Naturalization of Vacant or Maintained Areas

Naturalization of vacant or maintained areas in urban and periurban communities occurs when certain maintenance practices (i.e., mowing) ceases and native trees, shrubs and other plants are reintroduced to the land.

Recommended Practices

Stop mowing. While allowing natural grasses to grow and become established, municipalities should still control noxious weeds and keep the area free from refuse.

Plant native trees and shrubs. Native species are planted after grasses are established. It is recommended that a variety of native species be planted to ensure a biodiverse ecosystem in the naturalized area.

Enhance habitat. Once trees and shrubs have established, naturalization may entail planting the understory with native shrubs and wildflowers to increase biodiversity and encourage wildlife to use the naturalized area as habitat.

Project Considerations

Naturalization initiatives may take a long time. Municipalities and developers undertaking this example of NBS should begin by assessing the initial state of the property i.e., are there noxious weeds on site that need to be controlled, what other species of plants are currently in place, etc. Weeds and undesirable vegetation must first be removed from the property. Naturalized grasses and other species may take years to become established before larger trees can be incorporated.
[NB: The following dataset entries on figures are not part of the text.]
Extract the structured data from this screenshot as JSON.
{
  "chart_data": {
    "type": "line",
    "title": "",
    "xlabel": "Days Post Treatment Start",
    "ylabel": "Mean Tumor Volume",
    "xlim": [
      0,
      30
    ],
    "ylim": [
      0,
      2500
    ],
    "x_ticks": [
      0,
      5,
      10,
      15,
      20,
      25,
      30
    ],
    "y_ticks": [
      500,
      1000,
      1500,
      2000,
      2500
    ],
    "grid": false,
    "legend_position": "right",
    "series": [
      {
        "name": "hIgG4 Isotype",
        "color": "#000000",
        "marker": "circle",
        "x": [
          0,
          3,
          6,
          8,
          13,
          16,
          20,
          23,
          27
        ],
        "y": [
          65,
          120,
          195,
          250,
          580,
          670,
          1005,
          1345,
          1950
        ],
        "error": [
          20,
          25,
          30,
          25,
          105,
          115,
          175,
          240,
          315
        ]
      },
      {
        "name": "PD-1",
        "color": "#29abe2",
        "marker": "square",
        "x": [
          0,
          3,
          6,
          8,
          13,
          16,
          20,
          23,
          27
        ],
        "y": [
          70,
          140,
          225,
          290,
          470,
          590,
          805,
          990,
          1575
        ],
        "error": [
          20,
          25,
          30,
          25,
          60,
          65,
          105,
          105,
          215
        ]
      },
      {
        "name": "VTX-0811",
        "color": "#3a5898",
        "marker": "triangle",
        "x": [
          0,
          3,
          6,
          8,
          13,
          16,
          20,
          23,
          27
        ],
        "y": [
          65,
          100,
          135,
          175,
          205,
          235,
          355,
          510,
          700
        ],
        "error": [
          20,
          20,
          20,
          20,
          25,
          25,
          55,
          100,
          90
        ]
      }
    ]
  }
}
Public consultation, awareness and education is important for naturalization projects to succeed. The naturalization process takes time and residents may have concerns that the area looks untidy after mowing ceases and before the area is fully naturalized.

The Business Side

By ceasing mowing and maintenance of grass, municipalities can save money through naturalization. Weed control in the first stage of the process needs to be budgeted for; however, once the area is naturalized, maintenance costs decrease significantly. Planted trees, shrubs and forbs in the naturalized area help to absorb rainwater and therefore reduce the risk of flooding by decreasing stormwater runoff. Plants also help to filter water and improve quality. Vegetation in these areas also sequester carbon from the atmosphere, provide shade and reduce the urban heat island effect. If native fruit-bearing trees and shrubs are included in this type of NBS, they can provide food for the local community.

The Nature Side

Because naturalization utilizes native plant species, they help to provide habitat for birds, pollinators and other wildlife and increase local biodiversity. When naturalization is successful, the resulting healthy ecosystems provide an abundance of ecosystem services, including improving air quality and sequestering greenhouse gases, filtering and slowing the flow of stormwater across the landscape, producing oxygen, providing windbreaks to capture drifting snow and dust, reducing the urban heat island effect and providing shade, stabilizing slopes in riparian areas and preventing erosion. Because naturalized areas are no longer mowed, this reduces greenhouse gas emissions from mowing equipment.

The Community Side

As naturalization initiatives progress, they become increasingly aesthetically pleasing to residents and community members. These areas can provide new or additional green space for recreational activities and the increased availability of nature in a community or neighbourhood also has positive effects on mental and physical health. Citizens may become engaged in environmental initiatives during the process of naturalization and in stewarding the new natural area as it matures. As trees grow, they provide additional shade and reduce noise levels especially when plantings are done near roadways. Added greenspace and trees increases property values in adjacent neighbourhoods.

Aguilar Rojas, J. 2016. Urban Naturalization for Green Spaces in the City of Edmonton, Alberta, Canada. Thesis. University of Alberta.

City of Edmonton. 2021. Naturalization. City of Edmonton.